Avian nutrient pump
Do birds impact the formation of their own breeding islands? Small sandy islands are formed by vegetation-sedimentation feedbacks. In many tidal systems, including the Wadden Sea, these sandy islands host large populations of coastal birds for breeding and roosting. We propose that these birds collectively transport large quantities of marine-derived nutrients to these islands, thereby fuelling vegetation productivity and potential biogeomorphic feedbacks. To investigate this hypothesis, we will combine analyses on existing biological and morphological data of these small islands and their avian inhabitants, together with data collection during field surveys and manipulative experiments.
By combining expertise on birds, vegetation and island dynamics, we will advance an integrative perspective on coastal systems.

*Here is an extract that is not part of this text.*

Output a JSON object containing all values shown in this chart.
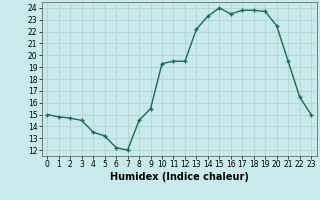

|Valérie Reijers, Kees Camphuijsen|
Back-barrier islands are situated in the lee of ocean-facing barrier chains. Their sheltered position inhibits constant sediment input and instead, island dynamics depends on storm-driven overwash processes. Commonly uninhabited by people, these islands play a central role in global flyway networks, hosting billions of migratory shore- and seabirds1.
However, human disturbances, predator introduction, accelerated sea-level rise, and higher frequency and intensity of storm surges concurrently threaten these islands and associated species1,2. Even though island development relies on sediment stabilizing interactions steered by vegetation2, their sandy soils are generally nutrient-limited, constraining vegetation growth3. We therefore question: what fuels the vegetation productivity that drives this internal feedback engine?
We propose that the large populations of birds that use sandy shoals and islands as roosts or breeding sites, pump tonnes of external marine-derived nutrients via their faecal outputs (i.e. guano) to these islands. Seabirds play a critical role in the global nitrogen (N) cycle, by transferring ~600 Gg N annually, comparable to global fixation by rice or lightning4. Guano has been demonstrated to promote ecosystem functioning (e.g. primary productivity, biodiversity)5 on rocky islands. Surprisingly, this avian nutrient pump has hitherto been neglected for soft sediment islands, even though island and habitat structuring processes depend on vegetation-mediated feedbacks.
In this project, we aim to unravel the feedback interactions between birds, vegetation and geophysical processes that steer back-barrier island morphodynamics and ecological functioning. Specifically, we hypothesize that (i) guano promotes vegetation growth, which in turn decreases soil erodibility and enhances overall island stability and (ii) island stability and vegetation development in turn determine habitat suitability for breeding and roosting birds (Fig. 1). We will combine existing bird abundance data and remote sensing data together with data collection during field surveys and manipulative experiments. To study these interactions, we will focus on small back-barrier islands in the Wadden Sea (e.g., Griend, Richel, Zuiderduin, Memmert).
Fig. 1: Schematic representation of the hypothesized trophic and biogeomorphic interactions between birds, vegetation and island morphology we aim to investigate in this project.
- Piersma, T., et al., Simultaneous declines in summer survival of three shorebird species signals a flyway at risk. J. Appl. Ecol., 2016. 53, 479-490.
- Durán Vinent, O. and L.J. Moore, Barrier island bistability induced by biophysical interactions. Nat. Clim. Change, 2015. 5, 158-162.
- Reijers, V.C., et al., Resilience of beach grasses along a biogeomorphic successive gradient: resource availability vs. clonal integration. Oecologia, 2019. 192, 201-212.
- Otero, X.L., et al., Seabird colonies as important global drivers in nitrogen and phosphorus cycles. Nat. Commun., 2018. 9, 1-8.
- Graham, N.A., et al., Seabirds enhance coral reef productivity and functioning in the absence of invasive rats. Nature, 2018. 559, 250-253.